I think the most important thing to find out here is, do all of your methods have the same signature? If they do, this is a trivial use of boost bind(if you're into that), functors are an option(the static, duck type kind), or just plain ole virtual inheritance is an option. Inheritance isnt currently in vogue but its pretty easy to understand and I dont think it complicates things anymore then using boost bind(imho best for small non systemic functors).
here is a sample implementation
#include<iostream>
#include<map>
#include<string>
using std::map;
using std::string;
using std::cout;
using std::pair;
class MVCHandler
{
public:
virtual void operator()(const string& somekindofrequestinfo) = 0;
};
class MyMVCHandler : public MVCHandler
{
public:
virtual void operator()(const string& somekindofrequestinfo)
{
cout<<somekindofrequestinfo;
}
};
void main()
{
MyMVCHandler myhandler;
map<string, MVCHandler*> handlerMap;
handlerMap.insert(pair<string, MVCHandler*>("mysuperhandler", &myhandler));
(*handlerMap["mysuperhandler"])("somekindofrequestdata");
}
Like many C++ questions, this looks like another application of Boost. You basically want to store the result of boost::bind(&Class::member, &Object). [edit] Storing such a result is easy with boost::function.

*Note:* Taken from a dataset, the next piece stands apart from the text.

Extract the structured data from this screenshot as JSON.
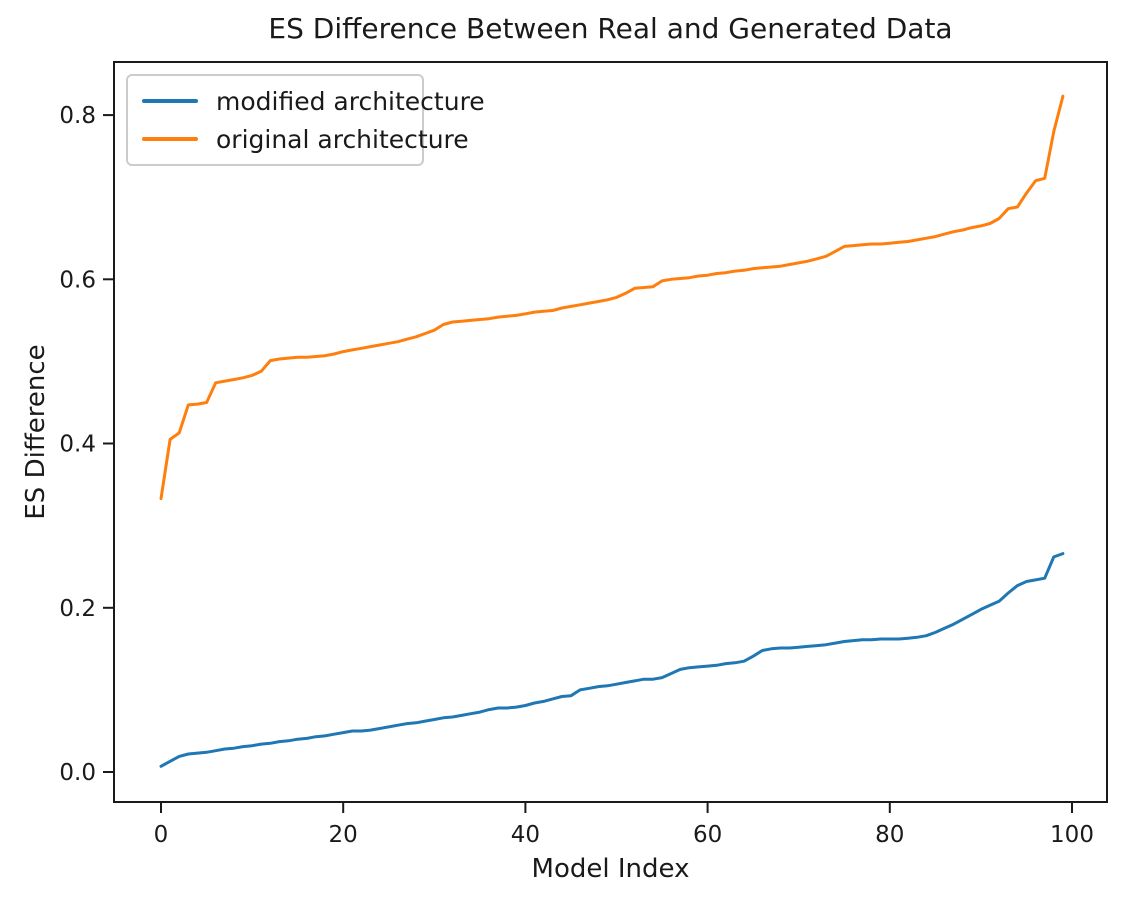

You can try using factory or abstract factory design patterns for the class, and a function pointer for the function.
I found the following 2 web pages with implementations when I was searching for solutions for a similar problem:
Factory
Abstract factory
If you do not want to use member function pointers, you can use statics which take an argument of the class instance. For example:
class MyClass
{
public:
void function();
static void call_function(MyClass *instance); // Or you can use a reference here.
};
MyClass instance;
MyClass::call_function(&instance);
This requires more work on the coder and causes maintainability issues (since if you update the signature of one, you must update that of the other as well).
You could also use a single static function which calls all your member functions:
class MyClass
{
public:
enum Method
{
fp_function,
};
void function();
static void invoke_method(MyClass *instance, Method method); // Or you can use a reference here.
};
void MyClass::invoke_method(MyClass *instance, Method method)
{
switch(method)
{
default:
// Error or something here.
return;
case fp_function:
instance->function();
break;
// Or, if you have a lot of methods:
#define METHOD_CASE(x) case fp_##x: instance->x(); break;
METHOD_CASE(function);
#undef METHOD_CASE
}
// Free logging! =D
}
MyClass instance;
MyClass::invoke_method(instance, MyClass::fp_function);
You can also use dynamic loading of the functions:
Use GetProcAddress in Windows, and dlsym in Unix.
Go for Subject-Observer design pattern.